Proportion of affiliated director is regressed against the financial variable used in this
study like profitability, leverage etc. Using the logistic regression and it has been
observed, as the proportion of affiliated directors in the composition of BOD increases
the bankruptcy increases. To find the answer of third question which is basically the
combination of the first two questions has also been observed using the same data and
observed , as the proportion of affiliated directors and duality in the Board structure
increases a distinguish is created between the Bankrupt Firm and Survivor. Moreover, in
this study it is also concluded that the Corporation with the good qualification of BOD
has strong financial indicators and thus does not lead to the bankruptcy.

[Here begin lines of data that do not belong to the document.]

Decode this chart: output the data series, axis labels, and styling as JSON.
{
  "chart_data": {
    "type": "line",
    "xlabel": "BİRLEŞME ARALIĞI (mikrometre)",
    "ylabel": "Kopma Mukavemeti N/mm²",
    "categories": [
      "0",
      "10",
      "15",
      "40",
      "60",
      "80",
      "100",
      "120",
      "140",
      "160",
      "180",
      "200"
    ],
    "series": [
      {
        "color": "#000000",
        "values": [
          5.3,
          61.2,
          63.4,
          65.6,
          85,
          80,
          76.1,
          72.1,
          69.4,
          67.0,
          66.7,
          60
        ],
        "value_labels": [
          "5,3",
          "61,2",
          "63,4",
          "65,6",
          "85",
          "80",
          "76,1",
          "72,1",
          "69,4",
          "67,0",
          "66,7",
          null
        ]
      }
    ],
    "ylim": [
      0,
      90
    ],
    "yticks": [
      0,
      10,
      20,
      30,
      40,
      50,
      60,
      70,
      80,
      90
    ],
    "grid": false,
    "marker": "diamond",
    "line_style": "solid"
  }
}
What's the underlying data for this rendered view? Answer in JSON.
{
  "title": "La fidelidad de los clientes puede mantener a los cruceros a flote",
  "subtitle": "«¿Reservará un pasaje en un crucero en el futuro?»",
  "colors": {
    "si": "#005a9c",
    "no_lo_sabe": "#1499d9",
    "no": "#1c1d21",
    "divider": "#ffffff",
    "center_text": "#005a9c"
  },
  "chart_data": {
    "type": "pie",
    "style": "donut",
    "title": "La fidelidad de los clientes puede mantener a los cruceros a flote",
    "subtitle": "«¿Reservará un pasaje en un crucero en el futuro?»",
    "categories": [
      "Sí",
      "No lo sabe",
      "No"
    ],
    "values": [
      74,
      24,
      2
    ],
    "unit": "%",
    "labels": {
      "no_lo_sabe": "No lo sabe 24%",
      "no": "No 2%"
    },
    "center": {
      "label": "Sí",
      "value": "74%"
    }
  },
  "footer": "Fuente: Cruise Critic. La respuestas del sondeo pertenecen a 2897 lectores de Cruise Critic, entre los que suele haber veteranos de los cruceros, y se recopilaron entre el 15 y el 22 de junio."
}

Jensen 1993) argues it is ineffective to have the large size of the board. According to him
agency problem with the large no. of directors in the board increases, because of more
conflicting groups representing their own diversified interests. And Free- rider problem
also increase as the few board members stop their duties of monitoring and controlling
the other members of board. Moreover, many companies have a representative from
minority shareholder which does not increases with increase of size of board of director
(Drobetz et al., 2004b). so a board comprised of six to fifteen members is an optimal
board for the improved performance of the company (Brown and Caylor 2004).